Editorials

Hearing without ears: do cochlear implants work in children?

BMJ 1999; 318 doi: http://dx.doi.org/10.1136/bmj.318.7176.72 (Published 09 January 1999) Cite this as: BMJ 1999;318:72

Yes, so long as they are given to the right children early enough

  1. Gerard M O'Donoghue, Hunterian professor
  1. Department of Otolaryngology, Queen's Medical Centre, University Hospital, Nottingham NG7 2UH

    Profound deafness in early childhood has major consequences for the child, its family, and society. Critical periods exist for speech and language development during which the developing nervous system is particularly responsive to auditory stimulation. Inadequate sensory input during these periods leads to lifelong linguistic and communicative deficits.1 Fortunately, if identified early enough, most hearing losses can be satisfactorily managed by hearing aids and rehabilitation. Until the advent of cochlear implantation, however, the outlook for children who were too deaf to hear speech through a hearing aid was less promising and they often failed to develop intelligible spoken language.

    Conrad found that the median reading age of profoundly deaf 16year olds was that of normal hearing 9year olds and that no fewer than half these children could not read.2 As a consequence, their educational and employment opportunities were restricted. In the United Kingdom about 220children are born each year with hearing losses in excess of 95dB and a further 80lose their hearing, mainly through bacterial meningitis.3

    In profoundly deaf patients auditory nerve fibres remain intact but the sensory neuroepithelium in the cochlea is effectively absent. Thus hearing aids are ineffective as the mechanism in the cochlea by which sound is converted into electrical signals is lost. Cochlear implants overcome this problem by converting sound into electrical signals in a body worn or ear level speech processor. These signals are then transmitted through intact skin to an implanted electronics package that stimulates the auditory nerve endings directly, thus bypassing the sensory end organ.

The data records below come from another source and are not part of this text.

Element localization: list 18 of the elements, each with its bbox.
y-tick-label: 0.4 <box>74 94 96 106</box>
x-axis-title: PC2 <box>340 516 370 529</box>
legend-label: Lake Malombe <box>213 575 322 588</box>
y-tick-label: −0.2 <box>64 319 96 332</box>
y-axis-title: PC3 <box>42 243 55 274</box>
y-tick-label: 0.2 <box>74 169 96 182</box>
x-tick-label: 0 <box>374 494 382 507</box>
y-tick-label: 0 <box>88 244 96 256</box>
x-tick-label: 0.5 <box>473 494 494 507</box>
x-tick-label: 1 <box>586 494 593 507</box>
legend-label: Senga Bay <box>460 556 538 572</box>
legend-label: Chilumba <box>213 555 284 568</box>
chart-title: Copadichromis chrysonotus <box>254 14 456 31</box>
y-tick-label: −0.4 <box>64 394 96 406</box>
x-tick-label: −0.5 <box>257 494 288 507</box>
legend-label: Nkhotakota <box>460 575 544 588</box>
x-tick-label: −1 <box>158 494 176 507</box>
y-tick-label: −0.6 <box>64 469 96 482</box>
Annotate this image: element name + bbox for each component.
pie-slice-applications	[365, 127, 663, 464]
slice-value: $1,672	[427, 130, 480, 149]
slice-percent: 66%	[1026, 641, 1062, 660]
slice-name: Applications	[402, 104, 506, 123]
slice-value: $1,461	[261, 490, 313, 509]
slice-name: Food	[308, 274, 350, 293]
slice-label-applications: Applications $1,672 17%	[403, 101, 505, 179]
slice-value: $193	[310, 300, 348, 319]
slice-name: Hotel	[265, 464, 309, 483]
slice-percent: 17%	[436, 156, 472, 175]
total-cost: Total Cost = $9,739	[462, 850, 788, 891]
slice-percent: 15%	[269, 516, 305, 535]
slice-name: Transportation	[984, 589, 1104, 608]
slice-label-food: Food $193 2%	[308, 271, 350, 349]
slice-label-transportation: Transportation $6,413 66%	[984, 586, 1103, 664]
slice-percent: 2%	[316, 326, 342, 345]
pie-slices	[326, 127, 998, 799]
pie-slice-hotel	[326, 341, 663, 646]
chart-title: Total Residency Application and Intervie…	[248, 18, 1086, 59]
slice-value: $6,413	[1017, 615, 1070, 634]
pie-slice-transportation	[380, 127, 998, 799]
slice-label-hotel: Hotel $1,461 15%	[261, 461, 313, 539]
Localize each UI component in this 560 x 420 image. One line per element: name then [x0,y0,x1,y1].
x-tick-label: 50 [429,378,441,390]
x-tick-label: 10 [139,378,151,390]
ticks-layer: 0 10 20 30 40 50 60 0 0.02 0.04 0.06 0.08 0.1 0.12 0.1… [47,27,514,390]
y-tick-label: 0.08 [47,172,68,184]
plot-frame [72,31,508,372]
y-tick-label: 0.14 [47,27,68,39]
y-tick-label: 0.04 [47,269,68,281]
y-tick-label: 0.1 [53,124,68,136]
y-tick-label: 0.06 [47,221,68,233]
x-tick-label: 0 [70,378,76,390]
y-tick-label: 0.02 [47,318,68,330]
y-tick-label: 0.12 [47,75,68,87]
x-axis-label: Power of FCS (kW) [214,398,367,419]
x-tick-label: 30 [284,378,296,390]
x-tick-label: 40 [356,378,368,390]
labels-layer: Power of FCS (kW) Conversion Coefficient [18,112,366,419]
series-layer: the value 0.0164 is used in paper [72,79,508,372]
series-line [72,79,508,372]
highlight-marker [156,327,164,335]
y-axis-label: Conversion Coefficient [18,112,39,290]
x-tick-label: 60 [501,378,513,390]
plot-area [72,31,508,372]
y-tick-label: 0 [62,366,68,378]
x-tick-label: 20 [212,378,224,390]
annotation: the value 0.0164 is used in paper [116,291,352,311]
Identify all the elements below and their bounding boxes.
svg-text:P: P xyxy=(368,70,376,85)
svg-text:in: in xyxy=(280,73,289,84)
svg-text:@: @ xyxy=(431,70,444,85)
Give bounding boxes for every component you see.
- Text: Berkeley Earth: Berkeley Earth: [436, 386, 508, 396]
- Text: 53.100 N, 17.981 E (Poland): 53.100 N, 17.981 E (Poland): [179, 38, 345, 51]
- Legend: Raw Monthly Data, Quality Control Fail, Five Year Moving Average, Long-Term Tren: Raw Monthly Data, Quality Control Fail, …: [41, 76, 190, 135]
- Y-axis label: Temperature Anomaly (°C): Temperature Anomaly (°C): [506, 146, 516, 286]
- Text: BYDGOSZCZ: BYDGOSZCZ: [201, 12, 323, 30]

    Cochlear implants are not an alternative to hearing aids. Rather, lack of benefit from an acoustic hearing aid is the essential criterion and generally equates to hearing losses greater than 100dB. Bacterial meningitis is the commonest cause of acquired severe deafness in early childhood. Meningitis may cause new bone formation in the cochlea, which could technically compromise the insertion of a cochlear implant and such children should be evaluated with some urgency. The vast majority of candidates for implants, however, are congenitally deaf; over 90% of them have normally hearing parents who want their children to hear and speak. Parents who think that deafness is a way of life and not a disability are unlikely to consider implantation. The evaluation process should encompass a child's social, domestic, psychological, and educational needs. No child should be considered too young or too disabled to be evaluated for cochlear implantation. The delivery of a high quality service for children thus requires well founded multidisciplinary teams, capable of making the complex assessments demanded.

    At present about 170children receive cochlear implants in Britain each year, and the cumulative total of child recipients is over 700.The biological safety of cochlear implantation has been confirmed in a range of laboratory and clinical investigations.4 As elective non-use is an option, a major indicator of perceived benefit is continued use of the system. A systematic study of 85implanted children confirmed use rates approaching 100% three years after implantation.5 A longitudinal study comparing speech perception in cochlear implanted children with matched controls who used conventional hearing aids showed significantly better performance in the implanted group.6 An uncontrolled longitudinal study of 61implanted children showed that more than two years of implant use was needed before intelligible speech emerged: an average speech intelligibility score of 40% was achieved after 3.5years of implant use.7 An educational setting that encourages oral rather than signed communication is probably more conducive to developing spoken language skills, but this remains to be confirmed. Emerging evidence suggests that implantation will result in a shift in educational placement in favour of mainstream schooling.8 Outcomes from the intervention are variable, but age at implantation seems to be the most important determinant of outcome.9 Ideally, a decision to implant should be made before the age of2—but this demands more efficient neonatal hearing screening programmes than are currently the case.

    The cost of generating and maintaining a child user over 10years approaches £50000, and it would seem sensible to concentrate this service at fewer centres to maintain expertise and generate economies of scale. No randomised controlled trials have been undertaken on paediatric implantation and would now be impossible to perform given the strength of parental preference and the length of time required to run such a study. However, preliminary estimates of cost effectiveness suggest that the intervention is likely to fall within acceptable limits.10 Purchasers should recognise that delays in making funding decisions in children can compromise the window of opportunity offered by early implantation. An Audit Commission report was critical of implant providers for giving ambiguous information to purchasers and for variations in price of up to 20% for apparently similar services.11 The recent NHS white papers advocate the establishment of national service frameworks, which should facilitate commissioning and improve equity of access to implantation services.

    Today's children live in a society where prosperity will be determined increasingly by communication skills. Our inability in the past to enable profoundly deaf children the means by which they could communicate competently in the hearing world put these children at an unacceptable disadvantage and incurred an important societal cost. Cochlear implantation has partially broken this barrier and is offering these children unprecedented access to communication skills.